I grabbed Peter's clothing and cameras and stuffed them into his pack. The clouds drifted away, then returned.
I thought of Peter's wife and how long it had taken them to find each other.
The clouds blew apart, like wisps of tissue paper swept away by the wind. The sky was clear.
The whomp-whomp-whomp of a helicopter echoed faintly across the crater, growing stronger by the second.
Bill and Francois shoved cameras into my hands. "If Peter makes it, he'll be pissed if we didn't take pictures," Bill said.
Like a steel angel, the chopper rose above the summit rim.
It hovered overhead, whipping up a whirlwind of snow. The men grabbed Peter's sleeping bag and hauled him toward the landing spot like a sack of flour.
Dwarfed by the crater's vastness, the helicopter floated to the ground like a hummingbird settling into an oversized nest.
I snapped photos with one camera, then the other.
Peter looked lifeless as the chopper crew strapped him into a litter and pulled him on board.
I started to cry.
My vision blurred by tears and my shoulders shaking with strangled sobs, I continued taking pictures.
The chopper rose straight up, then pulled away and was gone.
***
We slogged down the mountain in silence. I would have loved to crawl aboard the helicopter with Peter and be whisked home, but the mountaineering code decrees that people who can must walk down on their own.
It had taken several hours to break camp, and the sun was high and hot. The snow had the consistency of oatmeal.

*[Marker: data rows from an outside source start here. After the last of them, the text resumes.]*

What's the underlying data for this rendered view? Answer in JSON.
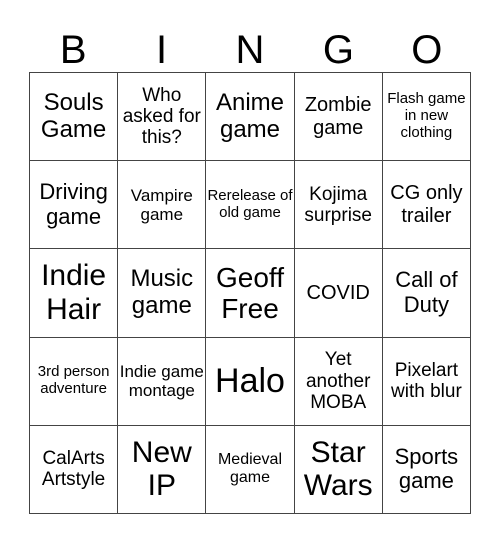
{
  "header": [
    "B",
    "I",
    "N",
    "G",
    "O"
  ],
  "cells": [
    [
      "Souls Game",
      "Who asked for this?",
      "Anime game",
      "Zombie game",
      "Flash game in new clothing"
    ],
    [
      "Driving game",
      "Vampire game",
      "Rerelease of old game",
      "Kojima surprise",
      "CG only trailer"
    ],
    [
      "Indie Hair",
      "Music game",
      "Geoff Free",
      "COVID",
      "Call of Duty"
    ],
    [
      "3rd person adventure",
      "Indie game montage",
      "Halo",
      "Yet another MOBA",
      "Pixelart with blur"
    ],
    [
      "CalArts Artstyle",
      "New IP",
      "Medieval game",
      "Star Wars",
      "Sports game"
    ]
  ]
}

I floundered on every other step, sliding onto my knees or slipping forward in the slush. Clumps congealed in my crampons, rendering them toothless.
Our cell phones weren't working, so we had no news about Peter, who had been taken to Madigan Army Medical Center.
About halfway back to Camp Schurman, Bill finally got a call through. He and I were alone, the rest of the party stretched out farther down the mountain.
"It's not good," he told me. "They don't think Peter's going to make it."
I felt like I was going to vomit. How idiotic we had been to venture so thoughtlessly into a world where human beings don't belong.
From Tacoma or Seattle this day, the mountain must appear postcard perfect, the embodiment of nature's beauty. That beauty seemed to mock me now.
After the recent avalanche, the renowned climber Lou Whittaker had helped retrieve the body of 29-year-old Patrick Nestler, who died from exposure dangling from a rope. It had been the young Connecticut man's first mountain-climbing trip.
I had quoted Whittaker in a story on the accident, and his words about Mount Rainier now echoed in my head. "We love it," he said, "but it doesn't necessarily love us."
Bill's information had been bad. My cell phone had come back to life when we reached Camp Schurman on the descent, and I had called The News Tribune. I was told that Peter had taken longer to recover than most victims of altitude sickness and was still in intensive care. But his life was not in danger.
He went home the next morning.
When I called him later that day from home, he sounded weary, but alert. He said he didn't remember anything from the previous day. Then he chastised me mildly for not using his camera gear to photograph the ice caves myself.
I wanted to shake him like an errant child, to let him know how he almost died, and how much he scared us all.
The flash of anger passed, and I chuckled to myself. Peter was going to be fine.